The Theatreguide.London Review
Cottesloe Theatre Winter 2004-2005
Kwame Kwei-Armah's new play resembles his earlier Elmina's Kitchen in milieu and tone, though it represents a strong step forward in depth and psychological complexity for this important new writer.
In a predominantly Afro-Carribean neighbourhood in north London, the dreadlocked Kiyi runs a Black history bookshop.
Frequenting the store are a diverse collection of figures - old friend Norma, making a belated entry into local politics; young activist Kwesi, planning the revolution in a borrowed room upstairs; and Carl, the barely literate ex-junkie Kiyi has taken in.

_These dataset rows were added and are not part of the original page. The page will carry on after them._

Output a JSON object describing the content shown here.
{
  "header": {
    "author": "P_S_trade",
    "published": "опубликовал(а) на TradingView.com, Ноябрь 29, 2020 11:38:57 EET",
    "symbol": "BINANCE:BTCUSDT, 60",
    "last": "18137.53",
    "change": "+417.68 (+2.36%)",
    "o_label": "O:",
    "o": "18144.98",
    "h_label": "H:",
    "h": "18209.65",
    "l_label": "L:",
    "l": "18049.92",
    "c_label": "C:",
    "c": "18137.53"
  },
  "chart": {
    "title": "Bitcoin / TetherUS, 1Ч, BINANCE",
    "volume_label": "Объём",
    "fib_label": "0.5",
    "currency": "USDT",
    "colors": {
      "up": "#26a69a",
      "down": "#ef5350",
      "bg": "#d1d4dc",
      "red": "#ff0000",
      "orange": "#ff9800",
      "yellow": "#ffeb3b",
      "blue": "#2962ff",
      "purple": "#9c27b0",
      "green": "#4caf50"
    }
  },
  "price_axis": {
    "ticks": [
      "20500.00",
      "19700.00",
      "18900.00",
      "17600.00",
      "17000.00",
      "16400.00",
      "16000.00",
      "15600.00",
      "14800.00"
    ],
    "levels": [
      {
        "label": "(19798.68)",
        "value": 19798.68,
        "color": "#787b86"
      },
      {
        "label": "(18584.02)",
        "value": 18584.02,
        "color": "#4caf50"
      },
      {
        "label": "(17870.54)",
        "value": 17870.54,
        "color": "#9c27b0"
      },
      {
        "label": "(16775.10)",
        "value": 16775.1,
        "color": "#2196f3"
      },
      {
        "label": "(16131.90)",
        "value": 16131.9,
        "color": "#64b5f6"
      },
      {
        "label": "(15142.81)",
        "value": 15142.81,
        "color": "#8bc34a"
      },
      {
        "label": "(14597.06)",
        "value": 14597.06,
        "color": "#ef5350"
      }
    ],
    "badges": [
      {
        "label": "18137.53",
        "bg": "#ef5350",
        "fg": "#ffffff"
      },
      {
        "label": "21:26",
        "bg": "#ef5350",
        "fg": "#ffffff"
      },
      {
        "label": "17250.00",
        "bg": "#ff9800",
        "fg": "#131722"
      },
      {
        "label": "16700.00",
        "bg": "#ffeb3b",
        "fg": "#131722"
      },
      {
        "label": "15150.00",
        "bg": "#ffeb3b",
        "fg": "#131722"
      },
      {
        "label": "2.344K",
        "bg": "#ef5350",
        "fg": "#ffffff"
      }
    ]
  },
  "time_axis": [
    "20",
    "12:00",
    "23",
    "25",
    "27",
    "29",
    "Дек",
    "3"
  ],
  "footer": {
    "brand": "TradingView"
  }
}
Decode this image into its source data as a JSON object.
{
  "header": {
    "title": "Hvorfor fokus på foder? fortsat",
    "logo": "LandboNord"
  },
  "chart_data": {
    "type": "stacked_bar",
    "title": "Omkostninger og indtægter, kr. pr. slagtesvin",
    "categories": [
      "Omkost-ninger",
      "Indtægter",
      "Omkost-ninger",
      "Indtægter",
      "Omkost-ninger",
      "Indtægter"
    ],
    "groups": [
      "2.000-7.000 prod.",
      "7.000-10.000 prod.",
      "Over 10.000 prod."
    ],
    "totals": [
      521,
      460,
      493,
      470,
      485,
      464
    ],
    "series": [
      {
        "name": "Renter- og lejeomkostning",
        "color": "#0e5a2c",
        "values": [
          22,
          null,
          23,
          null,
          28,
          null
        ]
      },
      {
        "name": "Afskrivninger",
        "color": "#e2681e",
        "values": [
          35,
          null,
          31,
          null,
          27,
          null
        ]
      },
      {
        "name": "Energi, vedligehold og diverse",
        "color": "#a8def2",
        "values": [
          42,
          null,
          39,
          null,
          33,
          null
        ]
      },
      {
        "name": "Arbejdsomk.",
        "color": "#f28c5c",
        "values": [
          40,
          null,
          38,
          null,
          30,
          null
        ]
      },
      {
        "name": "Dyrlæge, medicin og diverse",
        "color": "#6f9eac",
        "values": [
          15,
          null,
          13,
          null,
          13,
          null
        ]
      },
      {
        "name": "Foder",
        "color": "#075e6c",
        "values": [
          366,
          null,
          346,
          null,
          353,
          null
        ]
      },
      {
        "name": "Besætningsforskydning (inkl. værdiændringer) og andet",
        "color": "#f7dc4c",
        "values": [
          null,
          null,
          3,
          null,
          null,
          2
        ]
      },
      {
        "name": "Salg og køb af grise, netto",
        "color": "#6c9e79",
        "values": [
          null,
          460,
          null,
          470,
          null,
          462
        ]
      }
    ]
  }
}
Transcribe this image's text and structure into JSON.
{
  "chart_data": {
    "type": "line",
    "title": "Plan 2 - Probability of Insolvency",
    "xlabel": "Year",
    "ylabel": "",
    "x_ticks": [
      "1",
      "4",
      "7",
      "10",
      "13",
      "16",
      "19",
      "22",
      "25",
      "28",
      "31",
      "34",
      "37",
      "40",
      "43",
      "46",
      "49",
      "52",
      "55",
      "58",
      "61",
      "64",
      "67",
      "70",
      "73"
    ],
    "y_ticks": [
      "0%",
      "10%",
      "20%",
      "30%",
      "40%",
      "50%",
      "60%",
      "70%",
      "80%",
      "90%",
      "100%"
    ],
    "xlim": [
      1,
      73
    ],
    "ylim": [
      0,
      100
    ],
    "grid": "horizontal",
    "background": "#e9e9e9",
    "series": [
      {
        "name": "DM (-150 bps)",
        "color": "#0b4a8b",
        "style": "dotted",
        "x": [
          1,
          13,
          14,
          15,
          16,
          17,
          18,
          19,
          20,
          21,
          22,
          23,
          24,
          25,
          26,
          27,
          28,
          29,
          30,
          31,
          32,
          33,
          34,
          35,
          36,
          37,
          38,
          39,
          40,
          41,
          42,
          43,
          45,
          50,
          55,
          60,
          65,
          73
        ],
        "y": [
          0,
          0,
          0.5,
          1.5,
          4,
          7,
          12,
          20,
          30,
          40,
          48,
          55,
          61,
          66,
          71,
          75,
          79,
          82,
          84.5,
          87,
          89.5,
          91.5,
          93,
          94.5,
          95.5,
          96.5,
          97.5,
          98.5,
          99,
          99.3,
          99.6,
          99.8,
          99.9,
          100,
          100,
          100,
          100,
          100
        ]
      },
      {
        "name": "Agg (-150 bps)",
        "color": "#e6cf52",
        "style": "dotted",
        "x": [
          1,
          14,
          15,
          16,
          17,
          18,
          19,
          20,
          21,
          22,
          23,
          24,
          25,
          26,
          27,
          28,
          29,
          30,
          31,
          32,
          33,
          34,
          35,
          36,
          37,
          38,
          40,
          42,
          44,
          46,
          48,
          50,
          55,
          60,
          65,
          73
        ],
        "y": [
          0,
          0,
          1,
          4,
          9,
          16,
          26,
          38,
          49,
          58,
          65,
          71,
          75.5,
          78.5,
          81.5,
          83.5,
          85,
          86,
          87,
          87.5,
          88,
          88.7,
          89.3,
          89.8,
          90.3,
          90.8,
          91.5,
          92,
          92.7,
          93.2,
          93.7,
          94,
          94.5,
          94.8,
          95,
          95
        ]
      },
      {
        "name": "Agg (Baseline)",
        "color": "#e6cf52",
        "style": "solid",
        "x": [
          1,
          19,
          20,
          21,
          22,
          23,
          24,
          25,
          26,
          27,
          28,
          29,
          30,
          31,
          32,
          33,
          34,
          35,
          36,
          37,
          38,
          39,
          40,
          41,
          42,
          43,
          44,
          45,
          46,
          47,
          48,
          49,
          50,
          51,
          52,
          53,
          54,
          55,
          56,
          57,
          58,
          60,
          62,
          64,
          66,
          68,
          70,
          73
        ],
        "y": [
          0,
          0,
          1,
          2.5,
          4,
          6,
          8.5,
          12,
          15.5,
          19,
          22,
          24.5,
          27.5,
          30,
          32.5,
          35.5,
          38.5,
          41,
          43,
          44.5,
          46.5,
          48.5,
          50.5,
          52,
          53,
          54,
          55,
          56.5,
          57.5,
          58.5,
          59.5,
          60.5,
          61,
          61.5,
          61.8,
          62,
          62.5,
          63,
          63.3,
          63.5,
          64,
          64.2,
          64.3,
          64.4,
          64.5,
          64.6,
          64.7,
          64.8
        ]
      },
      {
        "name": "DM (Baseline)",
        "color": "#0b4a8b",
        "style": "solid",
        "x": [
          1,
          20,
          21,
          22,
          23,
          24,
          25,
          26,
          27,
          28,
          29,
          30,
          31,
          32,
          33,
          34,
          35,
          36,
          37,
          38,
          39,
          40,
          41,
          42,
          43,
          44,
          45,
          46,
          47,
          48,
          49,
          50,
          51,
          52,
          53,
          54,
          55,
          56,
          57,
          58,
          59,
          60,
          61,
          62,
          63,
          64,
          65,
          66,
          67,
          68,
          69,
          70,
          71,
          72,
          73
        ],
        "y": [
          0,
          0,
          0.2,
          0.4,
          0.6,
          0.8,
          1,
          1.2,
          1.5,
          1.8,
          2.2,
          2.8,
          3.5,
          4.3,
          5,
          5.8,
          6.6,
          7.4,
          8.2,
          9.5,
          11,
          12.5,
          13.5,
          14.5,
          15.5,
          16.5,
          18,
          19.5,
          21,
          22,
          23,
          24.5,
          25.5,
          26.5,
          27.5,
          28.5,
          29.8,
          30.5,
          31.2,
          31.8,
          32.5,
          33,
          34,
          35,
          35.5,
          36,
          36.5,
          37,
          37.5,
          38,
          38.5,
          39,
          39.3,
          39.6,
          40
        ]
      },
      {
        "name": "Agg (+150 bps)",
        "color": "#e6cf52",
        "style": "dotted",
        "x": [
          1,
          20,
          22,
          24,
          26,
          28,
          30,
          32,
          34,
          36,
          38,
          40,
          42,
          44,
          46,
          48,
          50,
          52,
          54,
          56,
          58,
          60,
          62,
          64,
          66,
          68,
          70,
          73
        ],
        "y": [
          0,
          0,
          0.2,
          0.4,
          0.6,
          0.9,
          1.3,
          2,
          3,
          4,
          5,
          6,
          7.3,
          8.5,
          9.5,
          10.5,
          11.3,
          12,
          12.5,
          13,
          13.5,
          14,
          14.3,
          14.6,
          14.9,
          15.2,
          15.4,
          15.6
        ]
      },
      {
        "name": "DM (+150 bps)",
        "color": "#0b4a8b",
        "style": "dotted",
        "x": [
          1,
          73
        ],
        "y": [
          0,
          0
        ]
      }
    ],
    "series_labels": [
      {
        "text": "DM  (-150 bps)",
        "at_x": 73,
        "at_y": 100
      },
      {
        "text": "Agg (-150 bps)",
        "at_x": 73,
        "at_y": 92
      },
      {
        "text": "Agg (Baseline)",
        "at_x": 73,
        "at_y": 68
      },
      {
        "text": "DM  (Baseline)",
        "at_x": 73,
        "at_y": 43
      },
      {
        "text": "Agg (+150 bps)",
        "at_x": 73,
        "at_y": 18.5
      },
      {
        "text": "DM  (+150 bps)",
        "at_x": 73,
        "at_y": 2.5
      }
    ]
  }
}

Kiyi actually lends out more books than he sells, and reads more than he lends out, in his unending search to understand, and help others to understand the black experience.

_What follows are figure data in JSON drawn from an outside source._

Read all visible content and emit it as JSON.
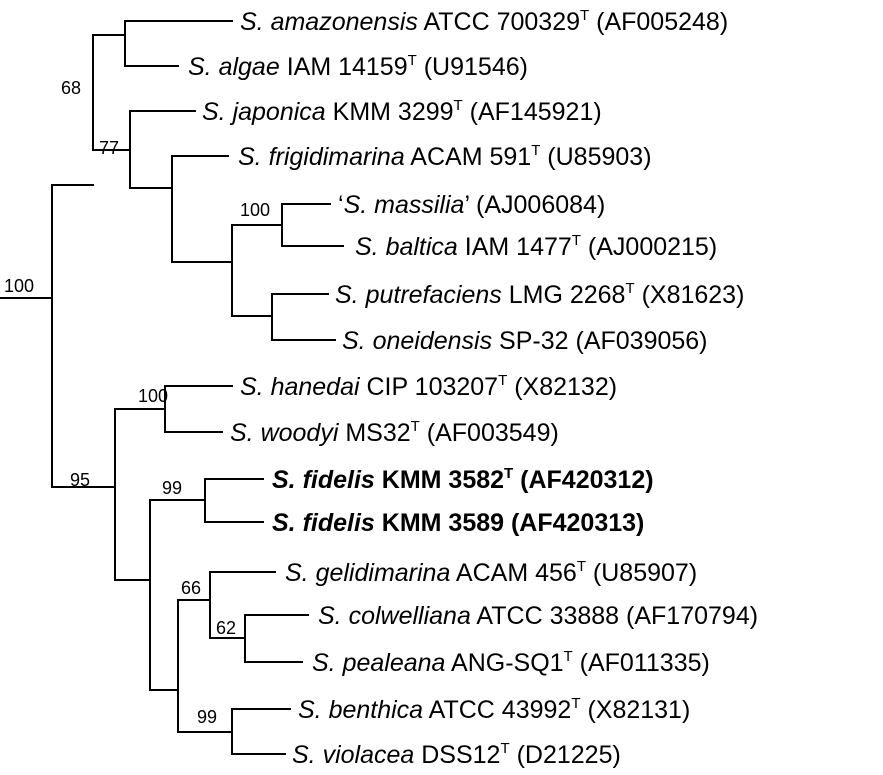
{
  "leaves": [
    {
      "species": "S. amazonensis",
      "strain": "ATCC 700329",
      "type_strain": true,
      "accession": "(AF005248)",
      "bold": false,
      "quoted": false
    },
    {
      "species": "S. algae",
      "strain": "IAM 14159",
      "type_strain": true,
      "accession": "(U91546)",
      "bold": false,
      "quoted": false
    },
    {
      "species": "S. japonica",
      "strain": "KMM 3299",
      "type_strain": true,
      "accession": "(AF145921)",
      "bold": false,
      "quoted": false
    },
    {
      "species": "S. frigidimarina",
      "strain": "ACAM 591",
      "type_strain": true,
      "accession": "(U85903)",
      "bold": false,
      "quoted": false
    },
    {
      "species": "S. massilia",
      "strain": "",
      "type_strain": false,
      "accession": "(AJ006084)",
      "bold": false,
      "quoted": true
    },
    {
      "species": "S. baltica",
      "strain": "IAM 1477",
      "type_strain": true,
      "accession": "(AJ000215)",
      "bold": false,
      "quoted": false
    },
    {
      "species": "S. putrefaciens",
      "strain": "LMG 2268",
      "type_strain": true,
      "accession": "(X81623)",
      "bold": false,
      "quoted": false
    },
    {
      "species": "S. oneidensis",
      "strain": "SP-32",
      "type_strain": false,
      "accession": "(AF039056)",
      "bold": false,
      "quoted": false
    },
    {
      "species": "S. hanedai",
      "strain": "CIP 103207",
      "type_strain": true,
      "accession": "(X82132)",
      "bold": false,
      "quoted": false
    },
    {
      "species": "S. woodyi",
      "strain": "MS32",
      "type_strain": true,
      "accession": "(AF003549)",
      "bold": false,
      "quoted": false
    },
    {
      "species": "S. fidelis",
      "strain": "KMM 3582",
      "type_strain": true,
      "accession": "(AF420312)",
      "bold": true,
      "quoted": false
    },
    {
      "species": "S. fidelis",
      "strain": "KMM 3589",
      "type_strain": false,
      "accession": "(AF420313)",
      "bold": true,
      "quoted": false
    },
    {
      "species": "S. gelidimarina",
      "strain": "ACAM 456",
      "type_strain": true,
      "accession": "(U85907)",
      "bold": false,
      "quoted": false
    },
    {
      "species": "S. colwelliana",
      "strain": "ATCC 33888",
      "type_strain": false,
      "accession": "(AF170794)",
      "bold": false,
      "quoted": false
    },
    {
      "species": "S. pealeana",
      "strain": "ANG-SQ1",
      "type_strain": true,
      "accession": "(AF011335)",
      "bold": false,
      "quoted": false
    },
    {
      "species": "S. benthica",
      "strain": "ATCC 43992",
      "type_strain": true,
      "accession": "(X82131)",
      "bold": false,
      "quoted": false
    },
    {
      "species": "S. violacea",
      "strain": "DSS12",
      "type_strain": true,
      "accession": "(D21225)",
      "bold": false,
      "quoted": false
    }
  ],
  "type_marker": "T",
  "bootstrap_values": [
    {
      "node": "root",
      "value": "100"
    },
    {
      "node": "upper-clade",
      "value": "68"
    },
    {
      "node": "japonica-group",
      "value": "77"
    },
    {
      "node": "massilia-baltica",
      "value": "100"
    },
    {
      "node": "lower-clade",
      "value": "95"
    },
    {
      "node": "hanedai-woodyi",
      "value": "100"
    },
    {
      "node": "fidelis-pair",
      "value": "99"
    },
    {
      "node": "gelidimarina-group",
      "value": "66"
    },
    {
      "node": "colwelliana-pealeana",
      "value": "62"
    },
    {
      "node": "benthica-violacea",
      "value": "99"
    }
  ],
  "colors": {
    "line": "#000000",
    "text": "#000000",
    "background": "#ffffff"
  }
}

But one day a new customer actually wanders in, the schoolteacher Alice who is, as she puts it in her politically correct terms, 'of divided cultural heritage' and looking to learn more about the black half of her identity.
Inevitably, sexual tensions are generated but, much more interestingly the fresh and fast-thinking new mind - Alice can debate from fervent black power, feminist or sceptical positions, often in a single sentence - invigorates everyone and brings the sleepy place alive.

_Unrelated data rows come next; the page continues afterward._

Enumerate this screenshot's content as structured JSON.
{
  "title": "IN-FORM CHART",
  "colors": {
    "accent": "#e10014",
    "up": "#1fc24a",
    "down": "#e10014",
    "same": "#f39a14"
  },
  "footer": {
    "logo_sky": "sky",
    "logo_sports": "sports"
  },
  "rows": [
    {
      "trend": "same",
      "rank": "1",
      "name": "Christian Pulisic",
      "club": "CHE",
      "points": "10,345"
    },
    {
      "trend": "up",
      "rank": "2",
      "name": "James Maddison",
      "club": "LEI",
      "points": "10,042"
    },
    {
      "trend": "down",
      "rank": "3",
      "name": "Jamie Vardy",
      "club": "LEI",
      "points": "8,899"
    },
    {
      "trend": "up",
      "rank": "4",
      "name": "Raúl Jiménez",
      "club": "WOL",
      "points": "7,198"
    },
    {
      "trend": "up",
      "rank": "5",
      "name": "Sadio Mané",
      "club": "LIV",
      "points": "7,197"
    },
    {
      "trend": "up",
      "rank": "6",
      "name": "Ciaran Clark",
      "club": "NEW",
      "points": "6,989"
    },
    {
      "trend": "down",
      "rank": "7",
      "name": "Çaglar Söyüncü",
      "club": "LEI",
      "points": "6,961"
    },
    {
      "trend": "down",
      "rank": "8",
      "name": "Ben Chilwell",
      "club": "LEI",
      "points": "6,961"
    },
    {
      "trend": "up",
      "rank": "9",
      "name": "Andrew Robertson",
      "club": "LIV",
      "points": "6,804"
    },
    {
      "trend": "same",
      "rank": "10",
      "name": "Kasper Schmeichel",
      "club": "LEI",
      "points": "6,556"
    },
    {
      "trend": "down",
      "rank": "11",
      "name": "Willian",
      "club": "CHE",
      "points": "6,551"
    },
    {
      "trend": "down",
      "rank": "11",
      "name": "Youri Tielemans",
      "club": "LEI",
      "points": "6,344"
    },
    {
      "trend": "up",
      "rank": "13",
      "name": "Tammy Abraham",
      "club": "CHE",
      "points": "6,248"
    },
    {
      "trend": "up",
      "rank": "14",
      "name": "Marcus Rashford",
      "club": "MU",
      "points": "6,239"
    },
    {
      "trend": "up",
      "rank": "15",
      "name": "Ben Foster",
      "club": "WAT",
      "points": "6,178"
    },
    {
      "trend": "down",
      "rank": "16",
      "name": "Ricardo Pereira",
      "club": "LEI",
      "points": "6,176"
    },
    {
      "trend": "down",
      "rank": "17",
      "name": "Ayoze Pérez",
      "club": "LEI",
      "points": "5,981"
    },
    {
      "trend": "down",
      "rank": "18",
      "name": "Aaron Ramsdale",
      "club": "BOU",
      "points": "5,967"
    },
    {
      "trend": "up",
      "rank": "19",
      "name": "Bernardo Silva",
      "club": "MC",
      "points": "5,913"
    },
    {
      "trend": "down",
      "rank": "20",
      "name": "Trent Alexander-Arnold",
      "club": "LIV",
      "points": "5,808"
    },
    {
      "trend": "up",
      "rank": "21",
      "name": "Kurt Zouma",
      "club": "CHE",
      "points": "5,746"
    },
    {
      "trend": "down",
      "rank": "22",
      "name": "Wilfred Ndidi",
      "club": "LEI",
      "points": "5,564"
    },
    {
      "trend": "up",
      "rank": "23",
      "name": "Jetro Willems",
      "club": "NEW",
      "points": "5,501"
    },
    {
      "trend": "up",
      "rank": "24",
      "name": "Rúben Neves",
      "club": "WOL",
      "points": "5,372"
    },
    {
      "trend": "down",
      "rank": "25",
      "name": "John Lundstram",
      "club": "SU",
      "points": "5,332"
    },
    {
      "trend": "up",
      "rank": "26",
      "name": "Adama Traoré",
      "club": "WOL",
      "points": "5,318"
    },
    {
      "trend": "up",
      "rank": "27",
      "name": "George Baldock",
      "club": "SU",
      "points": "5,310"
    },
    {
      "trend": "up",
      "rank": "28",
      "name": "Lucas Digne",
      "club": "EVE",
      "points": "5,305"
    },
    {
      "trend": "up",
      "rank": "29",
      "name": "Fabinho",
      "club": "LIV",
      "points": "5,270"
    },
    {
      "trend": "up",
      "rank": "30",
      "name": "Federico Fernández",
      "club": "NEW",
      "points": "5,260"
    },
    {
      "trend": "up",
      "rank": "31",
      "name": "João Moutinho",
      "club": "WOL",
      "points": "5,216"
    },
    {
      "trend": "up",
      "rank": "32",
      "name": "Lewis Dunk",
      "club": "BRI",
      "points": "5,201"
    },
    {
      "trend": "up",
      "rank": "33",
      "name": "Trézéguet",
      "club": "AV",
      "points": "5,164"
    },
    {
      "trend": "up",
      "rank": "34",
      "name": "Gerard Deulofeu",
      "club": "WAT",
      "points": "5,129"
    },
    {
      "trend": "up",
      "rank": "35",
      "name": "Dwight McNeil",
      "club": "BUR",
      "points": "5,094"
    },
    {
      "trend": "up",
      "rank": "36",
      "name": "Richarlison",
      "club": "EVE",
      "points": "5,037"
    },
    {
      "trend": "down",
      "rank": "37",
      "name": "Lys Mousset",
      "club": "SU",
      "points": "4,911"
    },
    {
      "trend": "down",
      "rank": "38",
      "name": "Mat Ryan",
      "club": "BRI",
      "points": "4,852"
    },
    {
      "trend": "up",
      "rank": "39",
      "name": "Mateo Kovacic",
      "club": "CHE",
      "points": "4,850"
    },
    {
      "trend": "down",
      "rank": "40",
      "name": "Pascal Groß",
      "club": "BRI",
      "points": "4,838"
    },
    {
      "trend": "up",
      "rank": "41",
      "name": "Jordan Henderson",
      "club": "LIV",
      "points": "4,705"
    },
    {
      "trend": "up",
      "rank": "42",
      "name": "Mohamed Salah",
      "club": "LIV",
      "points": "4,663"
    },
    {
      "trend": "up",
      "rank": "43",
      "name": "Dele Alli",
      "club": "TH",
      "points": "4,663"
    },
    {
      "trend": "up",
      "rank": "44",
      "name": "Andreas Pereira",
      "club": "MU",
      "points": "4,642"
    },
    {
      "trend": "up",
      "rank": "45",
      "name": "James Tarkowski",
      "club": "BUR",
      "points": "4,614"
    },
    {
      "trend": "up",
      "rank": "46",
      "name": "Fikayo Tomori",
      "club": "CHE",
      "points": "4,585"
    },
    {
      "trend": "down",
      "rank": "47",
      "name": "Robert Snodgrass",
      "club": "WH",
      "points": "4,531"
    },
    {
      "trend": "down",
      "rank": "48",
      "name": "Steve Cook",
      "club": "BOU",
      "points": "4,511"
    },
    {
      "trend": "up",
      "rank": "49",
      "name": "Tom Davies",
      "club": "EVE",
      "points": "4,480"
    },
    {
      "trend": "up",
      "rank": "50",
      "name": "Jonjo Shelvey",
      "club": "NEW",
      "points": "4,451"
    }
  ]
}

There are a couple of plot lines, one built on the fact that the bookshop is going to be evicted to make room, ironically, for a store selling hair-straightening products, and the other on some personal revelations.
Eventually some betrayals, past and present, are exposed, and - in the weakest moments of the play - things briefly get a bit soap opera-ish.
But the power of the play lies in areas other than the plot, in the natural opportunity it gives for different facets of what it means to be black to be both discussed and paraded before us, and both the immense value and the dangers of looking to the past for self-definition are dramatised.
Even more important, though, is the love the author has for his characters and their sometimes quixotic attempts at self-definition.
The play is infused with warmth, and unable to bring itself to reject even the betrayers it discovers. And in making us see and share this embrace, the play teaches us more about the black experience than all the books in Kiyi's shop ever could.
Director Angus Jackson understands that the play is about character and mood more than story, and creates a sense of warm reality.
Jeffery Kissoon invests Kiyi with a dignity and an air of carrying some unspoken burden that will be explained only at play's end, while Nina Sosanya makes Alice real and sympathetic when she could easily have been just a plot device.
Bunny Christie's bookstore set is enough to make any bibliophile tremble with the desire to get up there and browse.